Un scientifique suggère que la variante Omicron résulte d’une collision entre COVID-19 et le VIH

Un Scientifique Suggère Que La Variante Omicron Résulte D'une Collision

Comme c’est normal, au fil du temps, les virus subissent des changements, devenant plus compliqués. Après la problématique Delta, le monde commence à connaître la variante Ómicron. Selon un scientifique, cela pourrait être dû à la collision entre le VIH (virus de l’immunodéficience humaine) et le COVID-19.

La théorie vient du scientifique qui a alerté le monde de l’existence de la nouvelle variante.

Le scientifique chargé de mettre en garde contre la nouvelle variante du SARS-CoV-2, Omicron, a développé une théorie sur son émergence. À son avis, il est probable qu’il s’est formé après avoir traversé le corps d’une personne séropositive non vaccinée.

Comme l’a déclaré le Los Angeles Times, le scientifique en bio-informatique Tulio de Oliveira a prêté attention aux nouvelles souches de COVID-19 et à la probabilité qu’elles se propagent et infectent la population.
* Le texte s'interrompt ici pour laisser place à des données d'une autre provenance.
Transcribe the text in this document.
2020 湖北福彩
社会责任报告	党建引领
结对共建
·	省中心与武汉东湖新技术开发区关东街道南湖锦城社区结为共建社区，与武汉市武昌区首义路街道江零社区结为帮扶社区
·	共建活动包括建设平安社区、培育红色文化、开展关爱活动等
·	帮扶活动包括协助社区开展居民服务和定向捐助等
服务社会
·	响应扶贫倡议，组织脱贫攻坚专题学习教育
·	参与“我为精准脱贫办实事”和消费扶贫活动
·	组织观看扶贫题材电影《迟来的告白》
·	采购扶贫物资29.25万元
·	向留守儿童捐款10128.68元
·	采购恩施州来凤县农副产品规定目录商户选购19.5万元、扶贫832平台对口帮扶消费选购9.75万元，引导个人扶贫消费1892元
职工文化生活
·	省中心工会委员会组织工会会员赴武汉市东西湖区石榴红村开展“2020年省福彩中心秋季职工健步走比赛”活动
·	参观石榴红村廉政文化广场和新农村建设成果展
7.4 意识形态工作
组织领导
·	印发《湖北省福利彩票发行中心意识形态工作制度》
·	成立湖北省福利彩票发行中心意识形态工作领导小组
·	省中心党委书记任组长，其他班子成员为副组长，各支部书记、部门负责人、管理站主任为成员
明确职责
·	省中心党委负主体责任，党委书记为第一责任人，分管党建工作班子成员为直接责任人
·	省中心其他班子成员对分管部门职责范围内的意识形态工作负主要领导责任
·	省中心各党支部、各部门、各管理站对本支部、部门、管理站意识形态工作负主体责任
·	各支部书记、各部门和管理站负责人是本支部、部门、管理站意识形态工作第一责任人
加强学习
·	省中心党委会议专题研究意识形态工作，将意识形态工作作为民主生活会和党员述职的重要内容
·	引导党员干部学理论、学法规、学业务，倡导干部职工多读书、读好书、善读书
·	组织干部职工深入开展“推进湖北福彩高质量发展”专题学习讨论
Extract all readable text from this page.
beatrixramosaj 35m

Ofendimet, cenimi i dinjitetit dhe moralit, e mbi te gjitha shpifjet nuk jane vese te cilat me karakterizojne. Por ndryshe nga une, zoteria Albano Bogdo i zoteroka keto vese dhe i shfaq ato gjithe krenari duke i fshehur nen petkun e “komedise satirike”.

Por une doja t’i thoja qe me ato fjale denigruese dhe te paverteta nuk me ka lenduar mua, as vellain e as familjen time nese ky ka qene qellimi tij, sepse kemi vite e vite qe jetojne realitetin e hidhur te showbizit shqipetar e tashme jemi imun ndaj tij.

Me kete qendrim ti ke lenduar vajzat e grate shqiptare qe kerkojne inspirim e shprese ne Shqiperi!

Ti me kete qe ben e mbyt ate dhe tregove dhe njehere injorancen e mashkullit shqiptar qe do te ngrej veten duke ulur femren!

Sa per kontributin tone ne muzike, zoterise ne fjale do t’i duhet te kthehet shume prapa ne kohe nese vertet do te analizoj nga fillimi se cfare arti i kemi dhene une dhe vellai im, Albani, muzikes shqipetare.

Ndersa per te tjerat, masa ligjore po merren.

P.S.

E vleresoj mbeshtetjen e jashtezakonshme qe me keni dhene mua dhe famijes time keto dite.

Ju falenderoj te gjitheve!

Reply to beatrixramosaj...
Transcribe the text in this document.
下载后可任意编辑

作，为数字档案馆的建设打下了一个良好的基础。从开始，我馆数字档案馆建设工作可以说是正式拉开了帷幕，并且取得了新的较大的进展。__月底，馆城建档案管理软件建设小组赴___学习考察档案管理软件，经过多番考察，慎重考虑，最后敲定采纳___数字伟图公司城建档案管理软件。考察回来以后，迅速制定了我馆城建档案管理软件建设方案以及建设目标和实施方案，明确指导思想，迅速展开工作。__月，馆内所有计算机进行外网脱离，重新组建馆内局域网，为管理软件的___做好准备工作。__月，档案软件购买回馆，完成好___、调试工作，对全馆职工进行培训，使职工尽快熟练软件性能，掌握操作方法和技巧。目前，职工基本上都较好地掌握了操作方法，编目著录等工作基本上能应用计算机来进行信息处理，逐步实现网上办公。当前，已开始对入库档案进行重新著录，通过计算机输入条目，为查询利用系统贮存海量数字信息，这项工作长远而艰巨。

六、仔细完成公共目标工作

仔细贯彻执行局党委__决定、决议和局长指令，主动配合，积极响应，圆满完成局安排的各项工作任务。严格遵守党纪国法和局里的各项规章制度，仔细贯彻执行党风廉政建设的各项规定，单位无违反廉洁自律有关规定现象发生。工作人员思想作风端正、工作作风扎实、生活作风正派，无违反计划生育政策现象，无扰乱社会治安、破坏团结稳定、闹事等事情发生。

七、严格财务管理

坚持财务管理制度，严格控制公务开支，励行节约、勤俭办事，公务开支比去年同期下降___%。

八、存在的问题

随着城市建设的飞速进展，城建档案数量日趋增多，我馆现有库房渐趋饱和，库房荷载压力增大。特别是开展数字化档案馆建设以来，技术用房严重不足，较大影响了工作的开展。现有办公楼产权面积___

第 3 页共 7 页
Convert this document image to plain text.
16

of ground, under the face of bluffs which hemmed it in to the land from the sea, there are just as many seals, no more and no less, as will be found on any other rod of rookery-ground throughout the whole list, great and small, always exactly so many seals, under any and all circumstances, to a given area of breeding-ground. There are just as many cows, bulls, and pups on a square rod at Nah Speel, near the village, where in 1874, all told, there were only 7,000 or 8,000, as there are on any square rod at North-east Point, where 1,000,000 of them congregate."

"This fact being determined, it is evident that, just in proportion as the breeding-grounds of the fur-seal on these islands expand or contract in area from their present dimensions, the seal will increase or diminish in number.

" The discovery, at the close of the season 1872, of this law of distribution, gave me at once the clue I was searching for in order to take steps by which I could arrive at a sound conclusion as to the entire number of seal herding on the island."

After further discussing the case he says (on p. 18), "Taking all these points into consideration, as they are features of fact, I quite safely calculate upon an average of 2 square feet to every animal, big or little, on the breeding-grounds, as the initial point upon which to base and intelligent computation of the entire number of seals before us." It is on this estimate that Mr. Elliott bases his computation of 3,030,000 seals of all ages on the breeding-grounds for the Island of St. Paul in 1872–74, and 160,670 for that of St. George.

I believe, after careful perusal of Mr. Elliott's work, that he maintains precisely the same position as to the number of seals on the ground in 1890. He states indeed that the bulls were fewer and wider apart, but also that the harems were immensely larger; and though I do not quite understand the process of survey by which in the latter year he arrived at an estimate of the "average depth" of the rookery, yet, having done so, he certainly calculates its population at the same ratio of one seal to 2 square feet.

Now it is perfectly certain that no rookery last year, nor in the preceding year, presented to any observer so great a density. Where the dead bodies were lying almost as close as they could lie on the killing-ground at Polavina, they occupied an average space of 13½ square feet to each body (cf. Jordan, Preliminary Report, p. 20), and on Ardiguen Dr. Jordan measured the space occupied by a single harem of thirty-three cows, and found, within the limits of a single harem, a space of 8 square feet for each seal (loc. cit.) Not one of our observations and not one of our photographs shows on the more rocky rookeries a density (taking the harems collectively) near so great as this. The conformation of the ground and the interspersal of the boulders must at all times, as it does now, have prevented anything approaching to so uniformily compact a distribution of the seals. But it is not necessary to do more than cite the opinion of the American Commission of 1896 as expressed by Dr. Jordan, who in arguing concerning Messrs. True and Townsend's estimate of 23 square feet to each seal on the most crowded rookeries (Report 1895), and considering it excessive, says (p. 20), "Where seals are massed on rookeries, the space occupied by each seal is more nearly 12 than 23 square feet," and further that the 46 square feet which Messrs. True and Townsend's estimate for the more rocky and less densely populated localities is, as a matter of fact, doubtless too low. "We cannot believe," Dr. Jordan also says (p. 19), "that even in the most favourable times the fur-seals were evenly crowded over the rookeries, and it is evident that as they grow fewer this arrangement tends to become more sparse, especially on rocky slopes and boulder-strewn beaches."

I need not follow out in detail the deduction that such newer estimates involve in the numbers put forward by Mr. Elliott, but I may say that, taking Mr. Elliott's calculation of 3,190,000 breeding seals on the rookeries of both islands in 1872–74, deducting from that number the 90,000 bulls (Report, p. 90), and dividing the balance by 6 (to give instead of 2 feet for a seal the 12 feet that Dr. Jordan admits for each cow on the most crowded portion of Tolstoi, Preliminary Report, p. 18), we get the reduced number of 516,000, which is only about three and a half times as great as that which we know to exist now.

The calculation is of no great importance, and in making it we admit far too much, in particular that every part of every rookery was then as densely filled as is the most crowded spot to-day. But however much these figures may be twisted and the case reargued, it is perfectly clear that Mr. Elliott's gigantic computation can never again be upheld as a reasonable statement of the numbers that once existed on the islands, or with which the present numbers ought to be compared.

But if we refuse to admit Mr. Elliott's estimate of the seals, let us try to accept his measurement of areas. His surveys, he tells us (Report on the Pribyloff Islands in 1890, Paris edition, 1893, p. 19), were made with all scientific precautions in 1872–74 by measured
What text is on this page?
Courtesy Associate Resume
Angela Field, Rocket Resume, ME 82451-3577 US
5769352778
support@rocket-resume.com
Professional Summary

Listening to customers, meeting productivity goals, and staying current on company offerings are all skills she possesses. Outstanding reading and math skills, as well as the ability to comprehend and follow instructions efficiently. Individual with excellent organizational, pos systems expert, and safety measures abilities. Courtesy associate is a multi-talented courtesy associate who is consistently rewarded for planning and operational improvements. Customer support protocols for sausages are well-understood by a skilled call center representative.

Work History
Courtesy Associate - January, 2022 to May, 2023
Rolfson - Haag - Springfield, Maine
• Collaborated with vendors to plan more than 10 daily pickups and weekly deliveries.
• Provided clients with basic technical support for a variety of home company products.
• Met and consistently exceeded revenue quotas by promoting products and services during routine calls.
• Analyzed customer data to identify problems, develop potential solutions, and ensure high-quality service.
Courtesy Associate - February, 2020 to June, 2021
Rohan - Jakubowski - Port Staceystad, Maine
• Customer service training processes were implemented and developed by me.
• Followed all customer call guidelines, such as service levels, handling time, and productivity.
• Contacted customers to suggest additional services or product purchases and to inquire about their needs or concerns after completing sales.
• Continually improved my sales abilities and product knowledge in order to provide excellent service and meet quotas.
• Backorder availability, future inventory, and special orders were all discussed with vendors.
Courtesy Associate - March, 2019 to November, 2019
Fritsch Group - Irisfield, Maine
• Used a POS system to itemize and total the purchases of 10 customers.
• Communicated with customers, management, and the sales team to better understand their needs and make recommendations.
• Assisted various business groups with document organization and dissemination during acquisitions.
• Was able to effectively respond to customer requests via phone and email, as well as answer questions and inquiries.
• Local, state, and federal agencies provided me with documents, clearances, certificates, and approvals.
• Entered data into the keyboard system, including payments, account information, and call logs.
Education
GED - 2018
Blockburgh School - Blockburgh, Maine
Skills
En juin, une étude menée par le scientifique et certains collègues s’est concentrée sur un seul patient VIH qui est resté positif pour COVID-19 pendant 216 jours. Pendant ce temps, les scientifiques ont détecté un total de 13 mutations virales dans leurs échantillons.

Bien que la patiente ait été hospitalisée peu de temps après son premier test positif, elle n’est jamais tombée gravement malade avec COVID-19.

Tulio de Oliveira, scientifique sud-africain chargé d'alerter sur la nouvelle variante du SARS-CoV-2, micron

Tulio de Oliveira, scientifique chargé d’alerter sur la nouvelle variante du SARS-CoV-2, micron

Pour le scientifique, Ómicron a peut-être émergé de la rencontre du COVID-19 et du VIH

L’étude en cours du bioéchantillonnage du patient a révélé un total de 30 changements génétiques, dont certains pourraient affecter la façon dont le virus répond aux vaccins ou aux traitements.

Ainsi, le scientifique qui a alerté l’Organisation mondiale de la santé de l’existence de la nouvelle variante en Afrique du Sud – désormais également détectée en Europe et aux États-Unis d’Amérique – remarque un schéma similaire avec Omicron.

Avant l’étude de juin, les virologues ne semblaient pas croire que les personnes vivant avec le VIH pouvaient faire pire. À son tour, l’étude de Tulio de Oliveira suggère que si les personnes vivant avec le VIH ne courent pas un risque beaucoup plus élevé de maladie grave que les autres personnes, elles peuvent, dans des situations comme l’Afrique du Sud, où de nombreuses personnes sont infectées par le VIH non détectées ou non contrôlées, héberger des mutations et variantes. En effet, le virus peut survivre plus longtemps dans leur corps, en raison de l’affaiblissement du système immunitaire.

Malgré la théorie, de nombreuses questions subsistent, qu’il s’agisse de la variante Omicron ou de la collision du COVID-19 avec le VIH.